Building a reordering library: Ecto.Multi vs Ecto.Changeset.prepare_changes?

Qqwy · April 30, 2017, 8:40pm

I have a question: I want to create a small library for Ecto that allows you to specify an ‘order’ column (type integer), which, together with some belongs_to relation determines the ordering of the ‘children’ in the relational database

Think order of cards in a card game, order of images in a photo gallery, order of songs in a playlist, etc.

The functionality I want to add is:

When creating a new item, add it to the end of its siblings.
When updating an item, if the ‘order’ (the actual column name should be specifyable of course) value has changed, update the other siblings accordingly, so the final order will stay correct.
(when the new order is lower, increment the order of all items between the new (inclusive) and the old order, when the new order is higher, decrement the order of all items between the old and the new (inclusive) order.
When deleting an item, ensure that no holes in the ordering appear

It seems to me that the proper place to add this behaviour is as functions that someone might call in their changeset pipelines.

Should I use Ecto.Multi for this? (And if so, how?)

Or should I use Ecto.Changeset.prepare_changes/2 or something similar?

Or something else entirely?

smpallen99 · April 30, 2017, 10:35pm

I wouldn’t try to do too much with prepare_changes. Its an older API. I talked with José a while back about prepare_changes vs Ecto.Multi and he recommended using Ecto.Multi for most cases.

In the ExAdmin ContactDemo project,
I proivde the ability to drag and drop categories in the index view.
I use a custom action to accomplish this. Not really what your asking for, but thought I would provide the example.

In the chat room application I’m building, I have a timestamp field with microsecond resolution which I use for sorting the order of posts. I have a function in my changeset that generates the timestamp for inserts. I know this does not satisfy your “no holes” requirement.

However, I would challenge that requirement. Do you really need no holes? Is that something required in your business domain? By using holes, you would reduce the need to update every row in the table on a order change. If you used the timestamp approach, you could easily pick create a new timestamp value half way between the two rows your inserting between. Given the microsecond resolution, this might provide lots of opportunity for single row updates. And if you do get a collision, you may be able to resolve it with a two row update.

I was going to provide an answer for the “no holes” solution, but then realized I don’t know if Repo.transaction is concurrency safe. Perhaps I’ll post that. I’ll update my answer soon.

Qqwy · May 1, 2017, 6:36am

Thank you, @smpallen99!

As for Repo.transaction, I believe it is concurrently safe (as long as the database adapter actually supports transactions, at least).

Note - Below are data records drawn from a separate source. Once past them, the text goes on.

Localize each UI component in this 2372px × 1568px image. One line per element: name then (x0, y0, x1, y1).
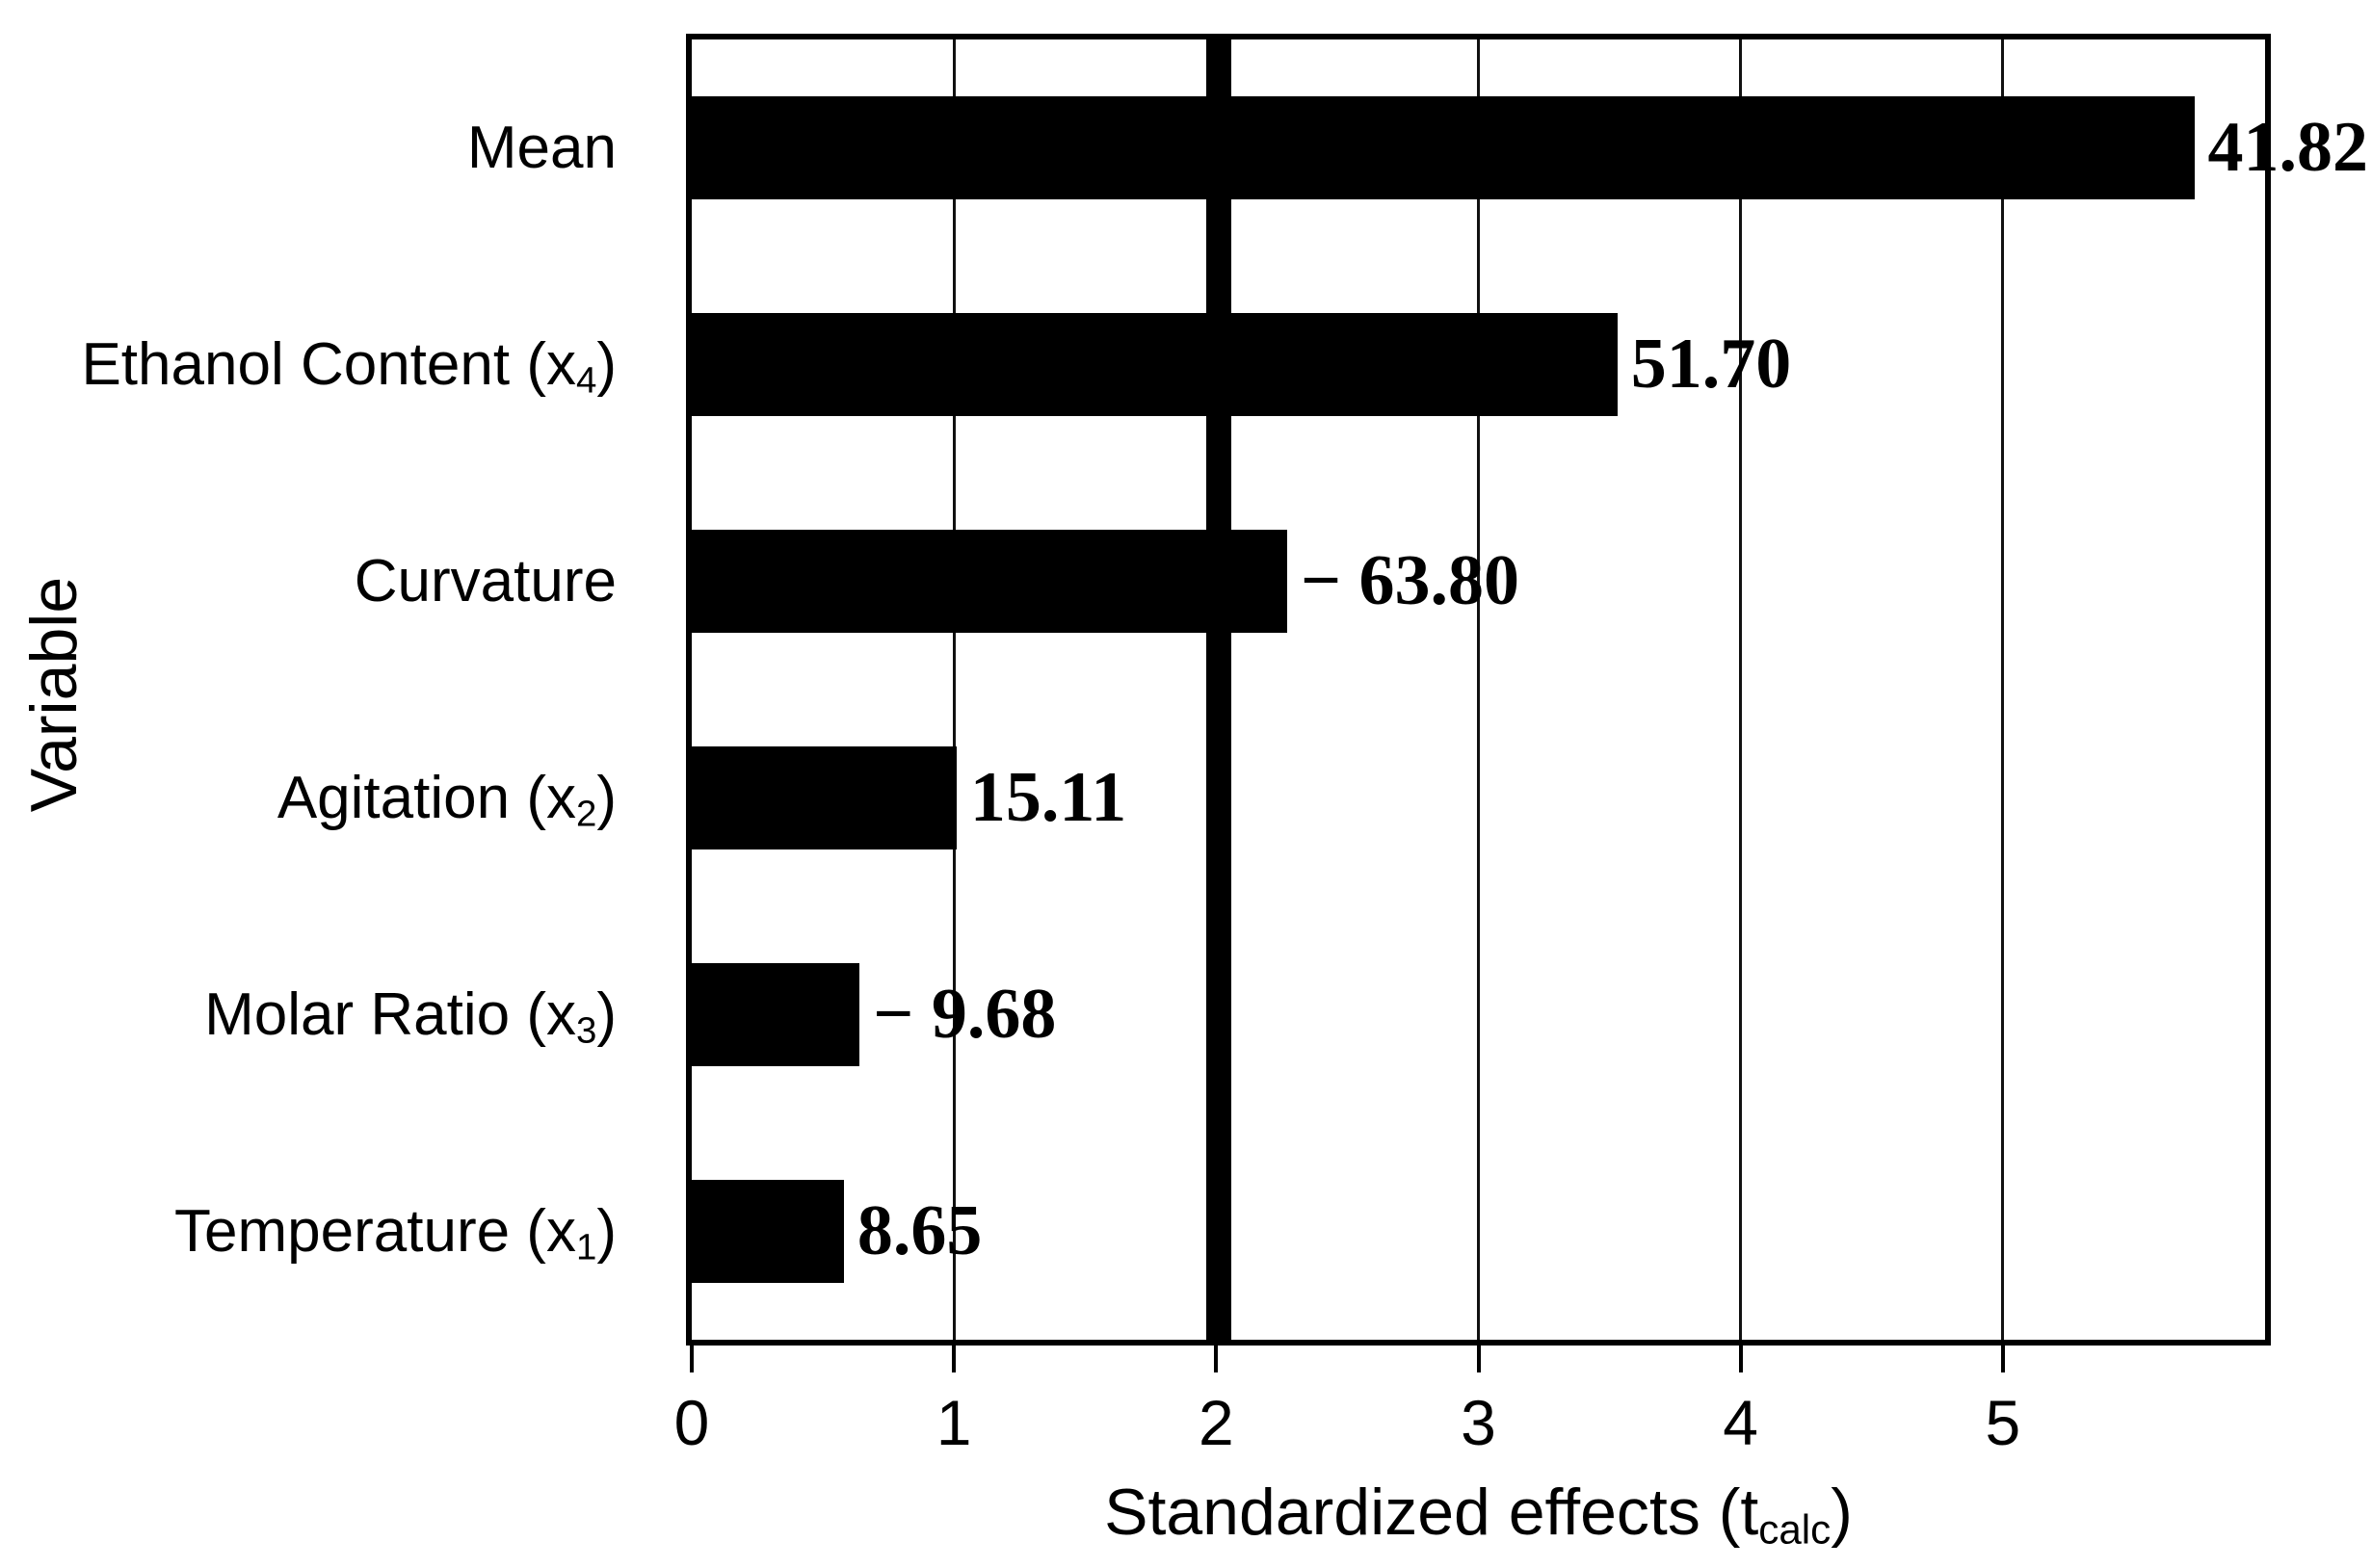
x-tick-label: 1 (936, 1387, 972, 1458)
category-label: Mean (467, 114, 617, 198)
bar-value-label: 15.11 (969, 758, 1127, 837)
category-label-close: ) (596, 980, 617, 1048)
bar (692, 963, 860, 1066)
category-label-subscript: 3 (575, 1008, 597, 1051)
category-label: Temperature (x1) (174, 1197, 617, 1282)
category-label: Curvature (355, 547, 617, 632)
x-tick-label: 5 (1985, 1387, 2021, 1458)
x-axis-title-subscript: calc (1758, 1506, 1832, 1553)
category-label-subscript: 1 (575, 1225, 597, 1267)
x-axis-title-close: ) (1831, 1476, 1853, 1549)
gridline-x4 (1739, 39, 1743, 1340)
bar (692, 746, 957, 849)
bar (692, 96, 2195, 199)
bar (692, 313, 1618, 416)
category-label-subscript: 4 (575, 358, 597, 401)
plot-area: 41.82 51.70 − 63.80 15.11 − 9.68 8.65 (686, 34, 2368, 1346)
x-axis-title: Standardized effects (tcalc) (686, 1474, 2271, 1568)
x-tick-mark (1476, 1346, 1481, 1372)
bar (692, 530, 1287, 633)
category-label-text: Mean (466, 114, 617, 181)
x-axis-title-text: Standardized effects (t (1104, 1476, 1759, 1549)
category-label-subscript: 2 (575, 792, 597, 834)
gridline-x1 (952, 39, 956, 1340)
bar-value-label: − 63.80 (1300, 541, 1519, 620)
bar-value-label: 8.65 (857, 1191, 983, 1270)
gridline-x5 (2001, 39, 2005, 1340)
category-label-close: ) (596, 330, 617, 398)
category-label-close: ) (596, 1197, 617, 1265)
x-tick-mark (2000, 1346, 2005, 1372)
x-tick-label: 4 (1723, 1387, 1759, 1458)
x-tick-label: 2 (1198, 1387, 1234, 1458)
category-label: Molar Ratio (x3) (204, 980, 617, 1065)
category-label-text: Curvature (354, 547, 617, 614)
bar-value-label: 51.70 (1630, 325, 1792, 404)
x-tick-mark (690, 1346, 694, 1372)
category-label-text: Temperature (x (174, 1197, 576, 1265)
x-tick-label: 3 (1461, 1387, 1496, 1458)
y-axis-title: Variable (17, 576, 91, 813)
category-label-close: ) (596, 764, 617, 831)
bar-value-label: 41.82 (2207, 108, 2369, 187)
category-label: Agitation (x2) (277, 764, 617, 849)
x-tick-mark (1214, 1346, 1219, 1372)
category-label-text: Agitation (x (277, 764, 576, 831)
bar (692, 1180, 844, 1283)
bar-value-label: − 9.68 (873, 975, 1057, 1054)
category-label-text: Ethanol Content (x (81, 330, 576, 398)
x-tick-label: 0 (673, 1387, 710, 1458)
x-tick-mark (1738, 1346, 1743, 1372)
x-tick-mark (952, 1346, 957, 1372)
gridline-x3 (1477, 39, 1480, 1340)
category-label-text: Molar Ratio (x (204, 980, 576, 1048)
critical-t-reference-line (1206, 39, 1232, 1340)
category-label: Ethanol Content (x4) (81, 330, 617, 415)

I believe Postgres uses old-school pessimistic mutually exclusive locking to accomplish this.

In the ContactDemo project (thank you for the example!), it looks to me like you might be suffering from a N+1 queries problem, as a get and an update seems to be executed once per category.

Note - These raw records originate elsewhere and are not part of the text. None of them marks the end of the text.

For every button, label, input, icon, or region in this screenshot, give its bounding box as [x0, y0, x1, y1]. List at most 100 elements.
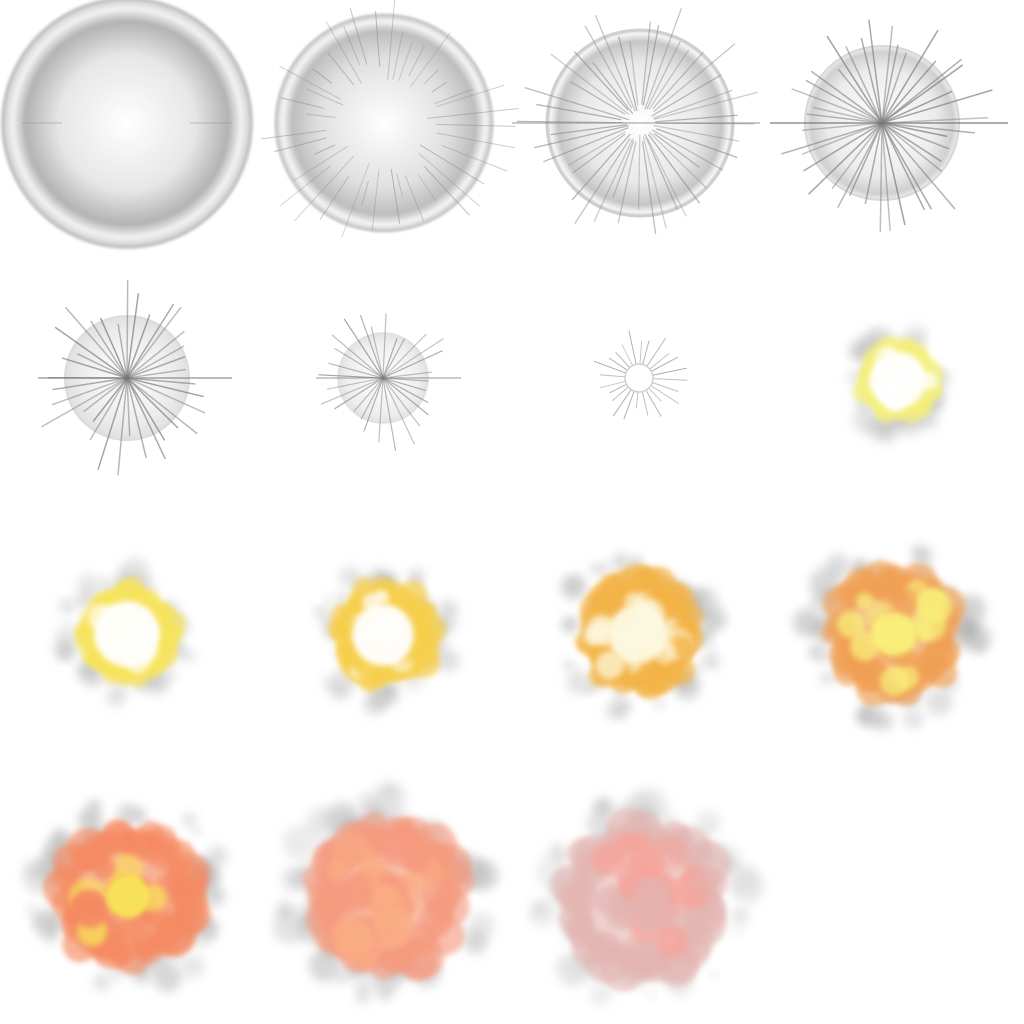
- flash-spike: [320, 377, 384, 405]
- flash-spike: [327, 377, 384, 390]
- flash-spike: [879, 122, 883, 233]
- flash-spike: [319, 176, 349, 220]
- smoke-puff: [911, 545, 927, 561]
- flash-spike: [881, 30, 939, 124]
- flash-spike: [653, 89, 733, 119]
- flash-spike: [353, 377, 384, 412]
- flash-spike: [361, 180, 369, 206]
- smoke-puff: [81, 811, 97, 827]
- flash-spike: [574, 51, 629, 111]
- smoke-puff: [594, 798, 615, 818]
- flash-spike: [408, 45, 425, 76]
- fire-texture: [374, 907, 415, 948]
- smoke-puff: [93, 973, 111, 991]
- flash-spike: [294, 155, 354, 221]
- sprite-frame-empty: [768, 768, 1024, 1024]
- flash-spike: [436, 123, 516, 127]
- flash-spike: [387, 0, 396, 81]
- sprite-frame-3: [512, 0, 768, 256]
- flash-spike: [618, 36, 638, 111]
- flash-spike: [280, 97, 325, 109]
- flash-spike: [126, 368, 186, 379]
- flash-spike: [274, 137, 327, 152]
- smoke-puff: [59, 597, 77, 615]
- flash-spike: [375, 10, 381, 67]
- smoke-puff: [653, 698, 665, 710]
- flash-spike: [641, 21, 651, 105]
- smoke-puff: [436, 649, 460, 673]
- flash-spike: [612, 140, 635, 198]
- flash-spike: [117, 377, 128, 476]
- fire-texture: [591, 620, 611, 641]
- flash-spike: [812, 106, 883, 124]
- fire-texture: [323, 892, 345, 915]
- flash-spike: [653, 43, 736, 113]
- flash-spike: [881, 122, 925, 211]
- fire-core: [107, 875, 149, 917]
- shockwave-ring-frame-3: [512, 8, 760, 235]
- smoke-puff: [60, 650, 71, 662]
- flash-spike: [881, 122, 948, 138]
- smoke-puff: [87, 799, 102, 814]
- sprite-frame-5: [0, 256, 256, 512]
- flash-spike: [382, 377, 426, 391]
- fire-texture: [330, 832, 373, 874]
- smoke-puff: [730, 869, 765, 904]
- flash-spike: [97, 377, 128, 471]
- smoke-puff: [528, 898, 559, 929]
- flash-spike: [426, 108, 519, 119]
- smoke-puff: [546, 847, 563, 864]
- smoke-puff: [272, 909, 307, 944]
- smoke-puff: [133, 806, 147, 821]
- flash-spike: [653, 124, 740, 142]
- flash-spike: [83, 377, 128, 413]
- smoke-puff: [336, 972, 348, 985]
- flash-spike: [881, 122, 975, 134]
- smoke-puff: [75, 652, 82, 659]
- flash-spike: [61, 357, 128, 379]
- flash-spike: [77, 353, 128, 379]
- flash-spike: [571, 133, 631, 201]
- smoke-puff: [695, 664, 703, 672]
- flash-spike: [126, 356, 186, 379]
- smoke-puff: [323, 594, 332, 602]
- flash-spike: [126, 377, 196, 385]
- flash-spike: [382, 338, 398, 379]
- flash-spike: [41, 377, 128, 428]
- smoke-puff: [463, 929, 488, 955]
- flash-spike: [293, 145, 348, 182]
- flash-spike: [543, 127, 629, 163]
- smoke-puff: [23, 858, 46, 882]
- flash-spike: [52, 377, 128, 391]
- flash-spike: [126, 377, 198, 435]
- flash-spike: [550, 53, 630, 115]
- flash-spike: [65, 306, 128, 379]
- fireball-frame-11: [559, 552, 728, 721]
- flash-spike: [881, 122, 942, 162]
- flash-spike: [382, 338, 444, 379]
- smoke-puff: [97, 575, 109, 587]
- sprite-frame-8: [768, 256, 1024, 512]
- sprite-frame-14: [256, 768, 512, 1024]
- flash-spike: [860, 37, 883, 124]
- flash-spike: [881, 89, 993, 124]
- fireball-frame-12: [792, 545, 993, 732]
- fire-core: [609, 605, 667, 663]
- smoke-puff: [76, 574, 100, 597]
- fire-texture: [911, 607, 947, 642]
- flash-spike: [325, 21, 362, 84]
- fire-texture: [655, 924, 689, 958]
- flash-spike: [382, 377, 429, 403]
- flash-spike: [594, 15, 636, 112]
- flash-spike: [419, 144, 485, 185]
- flash-spike: [279, 65, 341, 100]
- flash-spike: [382, 377, 421, 427]
- fire-core: [94, 601, 160, 667]
- fire-texture: [633, 876, 672, 915]
- flash-spike: [791, 88, 883, 124]
- flash-spike: [314, 144, 336, 155]
- smoke-puff: [282, 824, 318, 860]
- flash-spike: [126, 306, 182, 379]
- flash-spike: [806, 113, 883, 124]
- flash-spike: [641, 141, 657, 235]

As for the ‘no holes’: Until now, I was envisioning the order to be an integer column, for speed, conciseness, and because I am unsure how the user would otherwise indicate how to re-order something (That is, if I have a collection, and the user wants to move the seventh item to between the fourth and the fifth item, it makes sense to send reorder(7,5). I was envisioning this to be two queries:

One that increments/decrements all siblings’ orders between the old and new position.
One to insert/update the model itself, including its new order value.

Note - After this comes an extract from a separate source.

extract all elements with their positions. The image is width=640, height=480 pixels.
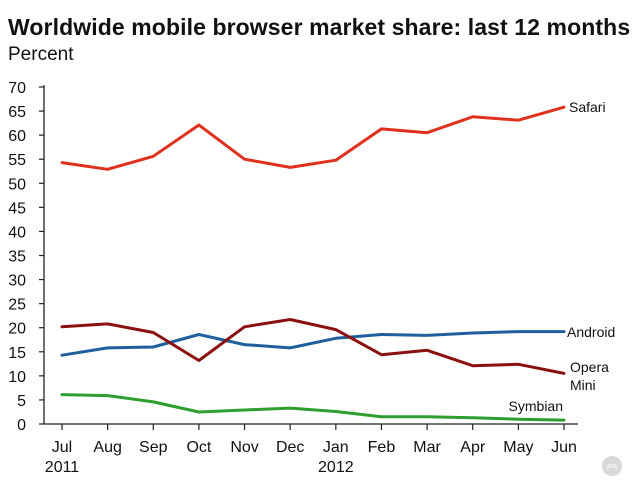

The only rows that need to be updated are the ones that belong_to the same ‘parent’ object (i.e. only the photos in photo album #5), but of course this could still be many rows.

In your chat room application, do you ever reorder posts? Or are they fixed as soon as inserted?
Using timestamps with microsecond precision (or decimals with enough precision, which might be more appropriate) could work, but of course this takes a lot more room at some point the numbers will become too small and we’ll need to fix rounding problems by performing extra tricks.

As most applications (at least the one I am building) are read-heavy and not update-heavy, it seemed more appropriate to use a no-holes integer column.

seanwash · July 14, 2017, 5:21pm

Hey @Qqwy, have you made any progress on this? I’m looking to do pretty much the same thing!

Qqwy · July 14, 2017, 5:56pm

Hello @seanwash Yes, I made some progress on this.

To quickly answer the question I asked earlier: Ecto.Multi is the way to go.
I had quite a bit of discussion in the Elixir IRC group, because I tried to make this as perfect as possible. Turns out that because of the way transactions work in SQL, unless you set the transaction mode to ‘sequential’ (which means that your database slows down a lot), it was still possible for weird edge cases to happen.

So I am now using a different approach, which runs a group of three queries after one another that perform the required movement queries.

OrderedSiblings is not yet available in Hex (maybe I’ll have some time this weekend to smoothen the rough edges, but I cannot promise anything), but you can find the prerelease version on GitHub, if you want to check it out.

seanwash · July 14, 2017, 6:10pm

No rush on adding to hex unless you really want to. I’ll read through the code, I appreciate the response!